With the ability to push a few yards came a tiny amount of autonomy and I started to explore the corridors around the high-dependency unit, like a toddler exploring her home. I would reach a big window, or a glass door, and peer out at the sky and a bit of treetop behind the roof. Sometimes I overreached myself and had to sit for five minutes, resting, at the corner until I was strong enough to turn. Five minutes … the most inconsequential flick of time in a spinal rehabilitation ward, where snails moved faster, their goals better defined. David Allan, the director of the spinal unit, the man who had clenched his fists in A&E for us to demonstrate what happened to my neck, had already warned me my rehab could take over a year. When he had said it I was aghast; now, reluctantly, I was beginning the process of understanding.

The awakening consciousness, the struggle to regain some form of control over my life, was encapsulated by my tragi-comic battle over my hair. When you break your neck, you are condemned to have the back of your head set on a pillow for, well, much of the rest of your life, and in the shorter term to wear collars for several months. My thick, wavy hair was problematic. Too short to be tied on the top of my head in a pineapple – the only place where it would be out of the way – but long enough to snag and mat like the fur of an abandoned dog. And it hurt. Being unable to raise my head was ordeal enough; having the elastic straps from oxygen masks to tug my scalp, tubes to stick in the hair, tears to dry in it and a collar to catch it made my daily existence more miserable. The back of my head became a hot, itchy torture and just as I had earlier obsessed about drinking a coffee, so I now fantasised about having my hair shaved like a GI. Cut it off, I commanded the most friendly nurses. They laughed at me. I blustered that I would do it myself, but of course in reality I wasn’t able to raise my head unaided, let alone lift my arms behind my head, or wield scissors. I ordered Dave to send for two of my most resourceful friends. I demanded my human right to have my hair cut.

But my husband, less impulsive than me, was concerned it would be against hospital rules or might injure my neck. He refused. I tried again with the nurses, they asked the ward sister, but she too had a touch of the Fat Controller about her, and forbade it – some specious excuse … health and safety, infection control, possibility I might sue them – and I lay and seethed with impotent fury as my Rastafarian mat hummed behind me on the pillow. I remember eyeing the sister balefully as she stood at the nurses’ station. Bloody jobsworth, hidebound by rules. Totally exasperated at my lack of control over something so trivial, I resorted to asking my consultant on the ward round. Dr Purcell raised a cool eyebrow and agreed a family member could cut it. So it was that my sister Lindsay, over from France and armed with a pair of blunt disposable NHS scissors, gave me the best cut of my life – hacked short and choppy up the back of my head. She insisted on leaving the length on top. The result was Simon Le Bon circa 1983 but I felt so free and cool and happy I couldn’t have cared less. My appearance, I had at least twigged, wasn’t going to matter that much for a while, if ever again. I had bigger priorities ahead.
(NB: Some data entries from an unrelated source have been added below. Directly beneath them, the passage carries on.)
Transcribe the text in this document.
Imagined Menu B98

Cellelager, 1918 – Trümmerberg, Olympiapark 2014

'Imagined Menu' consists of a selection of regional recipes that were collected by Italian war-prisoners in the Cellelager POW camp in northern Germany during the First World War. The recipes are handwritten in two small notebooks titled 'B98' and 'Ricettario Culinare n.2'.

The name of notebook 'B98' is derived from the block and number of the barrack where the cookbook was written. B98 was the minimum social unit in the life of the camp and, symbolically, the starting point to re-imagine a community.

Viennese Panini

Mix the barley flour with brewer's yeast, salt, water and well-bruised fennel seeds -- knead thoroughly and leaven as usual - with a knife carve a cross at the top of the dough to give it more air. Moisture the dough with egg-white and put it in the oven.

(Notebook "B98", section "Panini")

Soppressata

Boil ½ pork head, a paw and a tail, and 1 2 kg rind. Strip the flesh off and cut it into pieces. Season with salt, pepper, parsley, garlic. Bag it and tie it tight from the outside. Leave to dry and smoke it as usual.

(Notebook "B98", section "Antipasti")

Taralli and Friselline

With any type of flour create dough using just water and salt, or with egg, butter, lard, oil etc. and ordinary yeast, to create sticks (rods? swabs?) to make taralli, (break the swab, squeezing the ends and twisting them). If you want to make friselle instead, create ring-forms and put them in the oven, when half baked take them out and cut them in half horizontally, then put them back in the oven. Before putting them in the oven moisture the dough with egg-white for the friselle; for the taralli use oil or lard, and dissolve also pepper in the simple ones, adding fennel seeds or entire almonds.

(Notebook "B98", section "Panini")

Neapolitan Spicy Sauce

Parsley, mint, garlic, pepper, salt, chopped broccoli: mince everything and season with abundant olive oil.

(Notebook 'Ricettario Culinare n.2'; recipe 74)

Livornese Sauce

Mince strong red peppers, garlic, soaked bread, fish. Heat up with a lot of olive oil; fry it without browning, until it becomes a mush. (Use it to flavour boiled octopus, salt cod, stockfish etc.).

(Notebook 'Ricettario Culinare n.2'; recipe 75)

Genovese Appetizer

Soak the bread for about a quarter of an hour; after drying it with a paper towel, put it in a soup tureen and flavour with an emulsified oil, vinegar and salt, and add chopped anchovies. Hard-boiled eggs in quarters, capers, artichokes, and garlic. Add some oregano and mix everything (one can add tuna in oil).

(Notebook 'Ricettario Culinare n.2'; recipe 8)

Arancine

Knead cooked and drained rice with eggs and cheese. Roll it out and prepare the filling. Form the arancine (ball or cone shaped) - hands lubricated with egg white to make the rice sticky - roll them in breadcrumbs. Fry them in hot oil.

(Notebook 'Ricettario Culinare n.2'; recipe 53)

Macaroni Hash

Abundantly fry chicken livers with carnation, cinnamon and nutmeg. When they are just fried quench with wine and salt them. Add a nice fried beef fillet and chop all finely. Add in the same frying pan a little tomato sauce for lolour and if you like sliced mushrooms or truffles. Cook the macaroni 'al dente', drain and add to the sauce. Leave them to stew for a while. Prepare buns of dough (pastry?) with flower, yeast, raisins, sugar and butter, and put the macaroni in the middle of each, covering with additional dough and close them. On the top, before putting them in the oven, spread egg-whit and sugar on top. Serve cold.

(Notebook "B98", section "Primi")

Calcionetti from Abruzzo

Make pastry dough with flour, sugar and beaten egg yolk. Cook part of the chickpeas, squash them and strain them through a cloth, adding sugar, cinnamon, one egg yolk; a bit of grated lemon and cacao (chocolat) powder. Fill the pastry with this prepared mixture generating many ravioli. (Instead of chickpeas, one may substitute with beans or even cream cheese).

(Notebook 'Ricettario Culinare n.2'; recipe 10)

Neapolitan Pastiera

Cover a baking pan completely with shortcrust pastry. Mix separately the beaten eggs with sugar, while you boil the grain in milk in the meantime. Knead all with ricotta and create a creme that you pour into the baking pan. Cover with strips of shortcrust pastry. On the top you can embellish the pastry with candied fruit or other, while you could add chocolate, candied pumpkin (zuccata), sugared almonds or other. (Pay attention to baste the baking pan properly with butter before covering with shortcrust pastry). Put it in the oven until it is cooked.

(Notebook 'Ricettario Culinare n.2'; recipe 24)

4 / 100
Around then the doctors finally took me off tramadol and I experienced my first proper sleep, morphine-free. I remember waking with a sense of profound joy, awash with the novelty of feeling deeply rested. Unbelievably restored, at peace. All traces of the orange cable-stitch wool had gone away and the sunlight was streaming through the thin patterned curtains around my bed, a pattern of blue oblongs and squares which I had, it seemed, been studying and reinterpreting for years. For the first time the material looked fresh, normal – just cloth – not an omen, or pictures, or a metaphor, or a maze.

It was time to move into the unknown.